The Folly of Forced Ranking

Forced ranking systems also influence how managers develop their employees. It hardly makes sense for managers to invest in developing individuals who are marginal performers when they believe that, in a relatively short time, they will have to eliminate them. Instead, they invest development dollars and personal effort in individuals who are likely to survive the annual performance assessment and firings. The result is that the best get better, while the poor performers have little chance to grow and improve.

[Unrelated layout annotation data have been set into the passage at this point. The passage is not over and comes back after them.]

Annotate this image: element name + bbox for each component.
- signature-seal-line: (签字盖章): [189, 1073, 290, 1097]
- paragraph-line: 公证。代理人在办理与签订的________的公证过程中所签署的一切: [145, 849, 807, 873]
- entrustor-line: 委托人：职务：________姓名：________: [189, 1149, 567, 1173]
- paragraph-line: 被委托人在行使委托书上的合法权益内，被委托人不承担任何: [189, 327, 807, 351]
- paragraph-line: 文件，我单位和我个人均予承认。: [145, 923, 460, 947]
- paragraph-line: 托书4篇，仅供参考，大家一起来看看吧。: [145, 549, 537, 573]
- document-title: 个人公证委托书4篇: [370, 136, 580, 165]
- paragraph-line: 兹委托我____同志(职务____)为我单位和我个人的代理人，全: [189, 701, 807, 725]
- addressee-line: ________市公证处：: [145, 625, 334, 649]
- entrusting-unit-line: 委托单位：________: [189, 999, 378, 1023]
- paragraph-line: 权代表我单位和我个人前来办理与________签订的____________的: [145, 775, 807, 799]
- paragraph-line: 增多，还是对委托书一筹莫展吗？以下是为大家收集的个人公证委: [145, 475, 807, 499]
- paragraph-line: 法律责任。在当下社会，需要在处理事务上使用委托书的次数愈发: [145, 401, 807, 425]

Forcing annual turnover can also cause regrettable turnover of very good people if it is not balanced by a focus on the best performers. When managers are preoccupied with identifying the least productive people, they may fail to give enough encouragement and support to better performers. A recent study at one major global pharmaceuticals manufacturer that uses the forced distribution approach determined from exit interviews that several hundred people in its worldwide finance organization who had been identified as top performers by their managers left because they felt undervalued.

Managers tend to disown the appraisals and blame the quota system when they are forced to identify poor performers. They say to those individuals, “Well, I know you’re not really a bad performer, but I have to identify somebody, and you are the unfortunate one.” Supervisors thus discredit the entire appraisal system by not taking responsibility and significantly contribute to negative perceptions of the system among employees.

Forced firings also create an unhealthy competition among peers. When employees in a work area compete with each other for ratings, knowing there is always a percentage at the bottom who will be forced out, it creates fear and selfishness. People are much less likely to help each other, train each other, share information, and operate as an effective team. In today’s flatter, knowledge work–driven, more team-based organizations, this can take a significant toll on organizational performance.

A better way of dealing with poor performance starts with replacing bureaucracy and rules with leadership and judgment. Companies that require managers to fire a certain percentage of poor performers every year are simply imposing a rule to try to correct for the poor leadership behavior of managers. Senior management needs to take talent management extremely seriously, including leading a rigorous annual evaluation of the performance appraisal process itself. Human-capital management decisions need to be the outcome of a senior management–led analysis of the business situation, the capabilities and performance of the organization, and the business strategy. None of this can be done effectively when managers are forced to comply with an arbitrary bureaucratic guideline.

At the core of an effective appraisal system is a process that ensures all individuals are accurately assessed on their current performance and their potential. The system needs to go beyond simply measuring performance; it needs to expose the causes of poor performance. And appraisal procedures, corporate culture, and senior leaders’ actions need to encourage managers to work hard to find solutions other than dismissal.

Some of these solutions may seem painful initially, but they can, in the long run, prove to be fruitful for the individual and the company. For instance, when poor performance occurs because a person is the wrong fit for a job, the best action may be to move that person to a new job, even if that means a demotion. Alternatively, a development plan may be needed to improve the individual’s skills. If motivation is a problem, a cut in pay with the promise of an increase if performance improves can be a strong motivator for doing better. Finally, in a tight labor market, a manager may want to think twice before letting someone go even if his or her performance isn’t as good as it should be.